Сбоку от холодильника приколота записка от матери: «Тодд, я в магазине. Вернусь к половине четвертого». Стрелки стильных часов над плитой показывают 3:20, и бродяга сидит, развалившись, в углу, будто персонаж из фильма ужасов, неведомо как очутившийся в их доме. Повсюду кровь, и Тодд бросается ее вытирать, не переставая кричать мертвецу, чтобы тот убирался и оставил его в покое, но мертвец не отвечает и продолжает

с жуткой ухмылкой пялиться в потолок, роняя капли свежей крови, сочащейся из располосованных ножом ран. Тодд хватает из кладовки швабру и лихорадочно пытается вытереть лужи, понимает, что только сильнее размазывает кровь по полу, однако остановиться не может. Он слышит, как к дому подъезжает машина матери, и наконец до него доходит: убитый пьяница – это Дюссандер. Он просыпается мокрым от пота, хватая ртом воздух и судорожно комкая простыни.

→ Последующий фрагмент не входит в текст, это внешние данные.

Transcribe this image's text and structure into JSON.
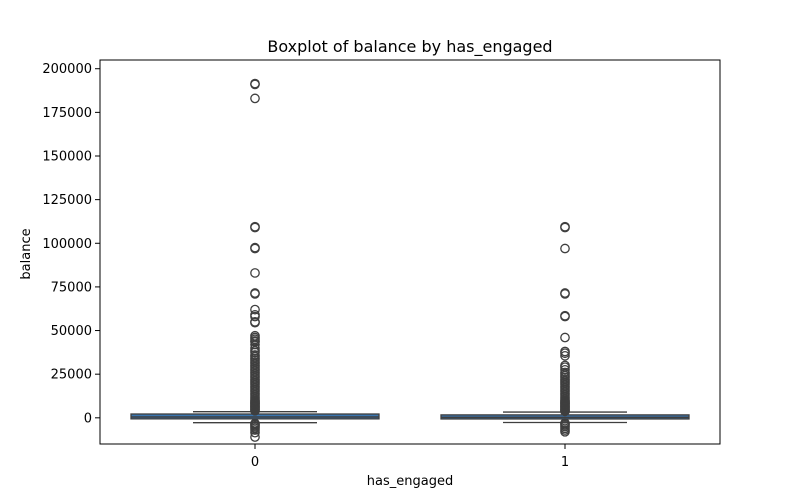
{
  "chart_data": {
    "type": "box",
    "title": "Boxplot of balance by has_engaged",
    "xlabel": "has_engaged",
    "ylabel": "balance",
    "ylim": [
      -15000,
      205000
    ],
    "yticks": [
      0,
      25000,
      50000,
      75000,
      100000,
      125000,
      150000,
      175000,
      200000
    ],
    "categories": [
      "0",
      "1"
    ],
    "grid": false,
    "colors": {
      "box_fill": "#3a75af",
      "box_edge": "#3f3f3f",
      "median": "#3f3f3f",
      "whisker": "#3f3f3f",
      "flier_edge": "#3f3f3f"
    },
    "boxes": [
      {
        "category": "0",
        "whisker_low": -2800,
        "q1": 80,
        "median": 480,
        "q3": 1500,
        "whisker_high": 3500,
        "outliers": [
          191500,
          191000,
          183000,
          109500,
          109000,
          97500,
          97000,
          83000,
          71500,
          71000,
          62000,
          59000,
          58000,
          55000,
          54500,
          47000,
          46000,
          45000,
          44000,
          43500,
          42000,
          40000,
          38500,
          37500,
          36000,
          35000,
          34000,
          33000,
          32000,
          31000,
          30000,
          29000,
          28000,
          27000,
          26000,
          25000,
          24000,
          23000,
          22000,
          21000,
          20000,
          19000,
          18000,
          17000,
          16000,
          15000,
          14000,
          13000,
          12000,
          11000,
          10000,
          9500,
          9000,
          8500,
          8000,
          7500,
          7000,
          6500,
          6000,
          5500,
          5000,
          4500,
          4000,
          -3200,
          -3800,
          -4500,
          -5200,
          -6000,
          -7000,
          -8500,
          -11000
        ]
      },
      {
        "category": "1",
        "whisker_low": -2700,
        "q1": 30,
        "median": 270,
        "q3": 1000,
        "whisker_high": 3300,
        "outliers": [
          109500,
          109000,
          97000,
          71500,
          71000,
          58500,
          58000,
          46000,
          38000,
          37000,
          35500,
          30000,
          29000,
          27500,
          26000,
          25000,
          24000,
          23000,
          22000,
          21000,
          20000,
          19000,
          18000,
          17000,
          16000,
          15000,
          14000,
          13000,
          12000,
          11000,
          10000,
          9500,
          9000,
          8500,
          8000,
          7500,
          7000,
          6500,
          6000,
          5500,
          5000,
          4500,
          4000,
          3700,
          -3000,
          -3500,
          -4200,
          -5000,
          -6000,
          -7000,
          -8000
        ]
      }
    ]
  }
}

К счастью, после того как он разделался с бродягой в канаве – не важно, другим или тем, кого он видел прежде, – и забил его до смерти молотком, кошмары прекратились. Тодд пришел к выводу, что ему, наверное, придется снова пойти на убийство, причем, возможно, даже не на одно. Хорошего тут ничего не было, но эти бродяги уже давно потеряли человеческий облик. А Тодду они еще могли принести пользу. И Тодд – как и все вокруг – брал от мира то, что отвечало его меняющимся с возрастом потребностям. Каждый сам прокладывал себе дорогу в жизни, и полагаться мог только на себя самого.